The experience of looking at the canyon might be anticipated -- you might know ahead of time that your mind will go numb upon first sight, as it might when walking into the Vatican or seeing the Grand Tetons -- but the sight itself can't be prepared for, because it can't be compared to. There is nothing on this planet that someone could point you to and rightfully say, "This looks like the Grand Canyon."

Seeing the Grand Canyon for the first time is simply too much for the human brain to deal with. Our brain wants to quantify and categorize; it wants to say, "Okay, what we have here is one of these, and it's as large as one of those." But when the eyes take in the canyon and send data to the brain, the brain says, "Well, that can't be."

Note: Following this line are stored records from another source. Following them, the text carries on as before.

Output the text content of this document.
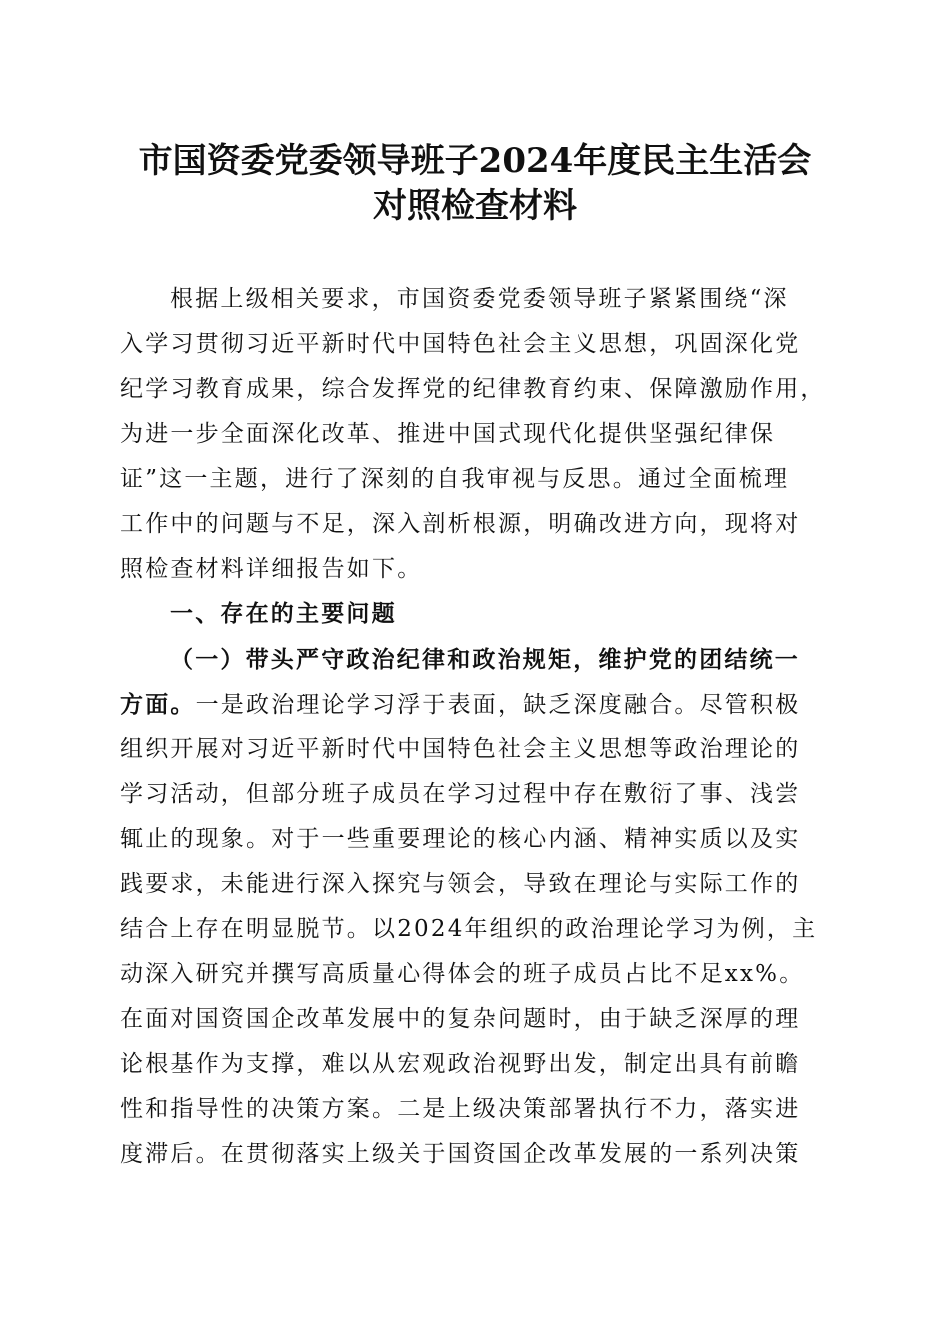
市国资委党委领导班子2024年度民主生活会
对照检查材料
根据上级相关要求，市国资委党委领导班子紧紧围绕“深
入学习贯彻习近平新时代中国特色社会主义思想，巩固深化党
纪学习教育成果，综合发挥党的纪律教育约束、保障激励作用，
为进一步全面深化改革、推进中国式现代化提供坚强纪律保
证”这一主题，进行了深刻的自我审视与反思。通过全面梳理
工作中的问题与不足，深入剖析根源，明确改进方向，现将对
照检查材料详细报告如下。
一、存在的主要问题
（一）带头严守政治纪律和政治规矩，维护党的团结统一
方面。一是政治理论学习浮于表面，缺乏深度融合。尽管积极
组织开展对习近平新时代中国特色社会主义思想等政治理论的
学习活动，但部分班子成员在学习过程中存在敷衍了事、浅尝
辄止的现象。对于一些重要理论的核心内涵、精神实质以及实
践要求，未能进行深入探究与领会，导致在理论与实际工作的
结合上存在明显脱节。以2024年组织的政治理论学习为例，主
动深入研究并撰写高质量心得体会的班子成员占比不足xx%。
在面对国资国企改革发展中的复杂问题时，由于缺乏深厚的理
论根基作为支撑，难以从宏观政治视野出发，制定出具有前瞻
性和指导性的决策方案。二是上级决策部署执行不力，落实进
度滞后。在贯彻落实上级关于国资国企改革发展的一系列决策
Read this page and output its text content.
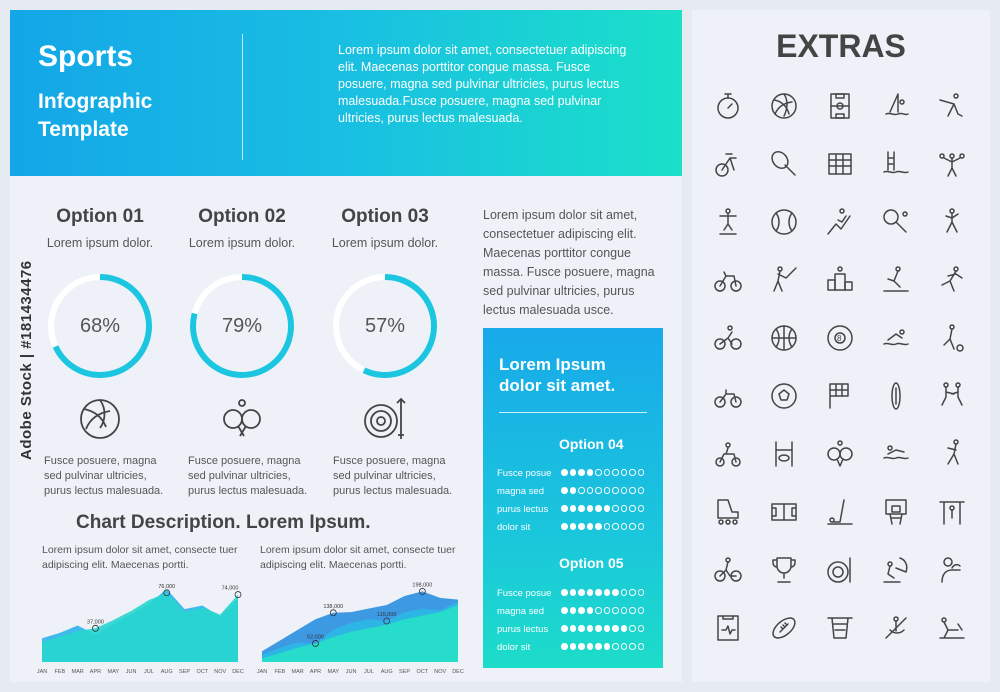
Sports
Infographic Template
Lorem ipsum dolor sit amet, consectetuer adipiscing elit. Maecenas porttitor congue massa. Fusce posuere, magna sed pulvinar ultricies, purus lectus malesuada.Fusce posuere, magna sed pulvinar ultricies, purus lectus malesuada.
Option 01
Lorem ipsum dolor.
Option 02
Lorem ipsum dolor.
Option 03
Lorem ipsum dolor.
68%	79%	57%
Fusce posuere, magna sed pulvinar ultricies, purus lectus malesuada.
Fusce posuere, magna sed pulvinar ultricies, purus lectus malesuada.
Fusce posuere, magna sed pulvinar ultricies, purus lectus malesuada.
Lorem ipsum dolor sit amet, consectetuer adipiscing elit. Maecenas porttitor congue massa. Fusce posuere, magna sed pulvinar ultricies, purus lectus malesuada usce.
Chart Description. Lorem Ipsum.
Lorem ipsum dolor sit amet, consecte tuer adipiscing elit. Maecenas portti.
Lorem ipsum dolor sit amet, consecte tuer adipiscing elit. Maecenas portti.
JAN FEB MAR APR MAY JUN JUL AUG SEP OCT NOV DEC
37,000
76,000	74,000
JAN FEB MAR APR MAY JUN JUL AUG SEP OCT NOV DEC
52,000
138,000
115,000
198,000
Lorem Ipsum dolor sit amet.
Option 04
Fusce posue
magna sed
purus lectus
dolor sit
Option 05
Fusce posue
magna sed
purus lectus
dolor sit
Adobe Stock | #181434476
EXTRAS
8
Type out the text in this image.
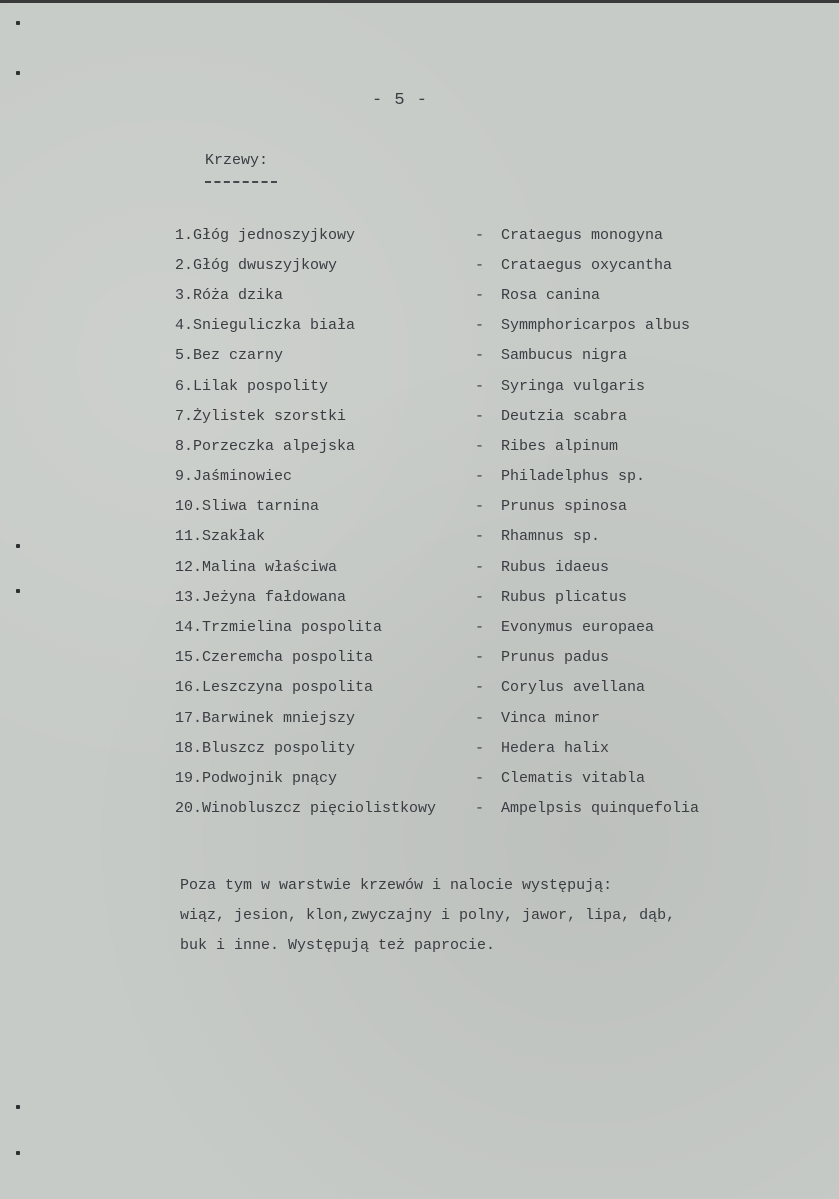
- 5 -
Krzewy:
1.Głóg jednoszyjkowy	-	Crataegus monogyna
2.Głóg dwuszyjkowy	-	Crataegus oxycantha
3.Róża dzika	-	Rosa canina
4.Snieguliczka biała	-	Symmphoricarpos albus
5.Bez czarny	-	Sambucus nigra
6.Lilak pospolity	-	Syringa vulgaris
7.Żylistek szorstki	-	Deutzia scabra
8.Porzeczka alpejska	-	Ribes alpinum
9.Jaśminowiec	-	Philadelphus sp.
10.Sliwa tarnina	-	Prunus spinosa
11.Szakłak	-	Rhamnus sp.
12.Malina właściwa	-	Rubus idaeus
13.Jeżyna fałdowana	-	Rubus plicatus
14.Trzmielina pospolita	-	Evonymus europaea
15.Czeremcha pospolita	-	Prunus padus
16.Leszczyna pospolita	-	Corylus avellana
17.Barwinek mniejszy	-	Vinca minor
18.Bluszcz pospolity	-	Hedera halix
19.Podwojnik pnący	-	Clematis vitabla
20.Winobluszcz pięciolistkowy	-	Ampelpsis quinquefolia
Poza tym w warstwie krzewów i nalocie występują:
wiąz, jesion, klon,zwyczajny i polny, jawor, lipa, dąb,
buk i inne. Występują też paprocie.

Standing on the rim, you see features which fit under "canyon" -- river, rocks, cliffs, towers -- but the scale fits under "mountain range" and the amount of land under "great plains." The Colorado River, which in some places you can hear from the rim, is 5,000 feet below and two miles away. You're standing in a mountain pine forest looking at a low-elevation desert. The other side of the canyon is, in some cases, 18 miles away. The colors are as if a rainbow had become rock.

Eventually, the mind can deal with this a little better. What it needs is time, information, and more viewing angles. The first time you get to the rim you stand there like all the other inadequately brained idiots and say things like, "Damn." To even begin to grasp the view, you have to at least move along the rim, look at things from different directions. You have to see, for example, that while it looks like the far wall is one continuous face, in some places you're looking at towers in the canyon which blend into the view -- towers which are, in fact, several miles this side of the far wall. You have to constantly remind the brain that this "other side" of the canyon, which it wants to think of as simply the other side of a canyon, the same size as this side, actually stretches away from you and the river the same distance from downtown Memphis, say, to Cordova.

It's pointless to describe all this, just as it's pointless to show people pictures of it. If there were a list of things that do not look like their pictures, the Grand Canyon would have to start it off. If anyone tries to tell you otherwise, pity them. They either didn't stick around the canyon long enough or didn't give enough mind-expansion effort to grasp anything other than that first idiotic view. When they speak, think of Chevy Chase in National Lampoon's Vacation, bobbing up and down on the rim and saying, "Okay, let's go."

So how, you might be wondering, could a person experience disappointment upon seeing the Grand Canyon for the first time? It's pretty simple, actually. I had spent my first 35 years hearing and dreaming about the canyon -- so long, in fact, that seeing it was my only resolution for 2001. I had put it at the top of that unfortunate list we all keep, the List of Things to See or Do. And further, I had foolishly thought that once I had walked up to the rim and gazed upon the greatness, I could check "See the Grand Canyon" off my list and move on.

Well, no. Not for me, anyway. For one thing, the South Rim is no place to have any kind of proper spiritual experience. It's just so National Park: Hotel rooms which ought to go for $19 cost $95. Meals which should be in soup kitchens run $15 a person. RVs and kids crowd the roads. And even when you're looking at the canyon, you have to be on constant guard that you're not in somebody else's picture.

But what really got me down, so to speak, was a realization I came to while touring the South Rim: Having now seen the Grand Canyon, I am going to have to get into the Grand Canyon. And I mean that literally. I'm going to have to hike into it, jump into the river, look at the canyon from down there, and hike out. I'm going to have to float the Colorado River all 200 and some miles through the canyon. In other words, having now seen the Grand Canyon, having now crossed one item off my List of Things to See or Do, I have added another in its place:

I need to bond with the Grand Canyon.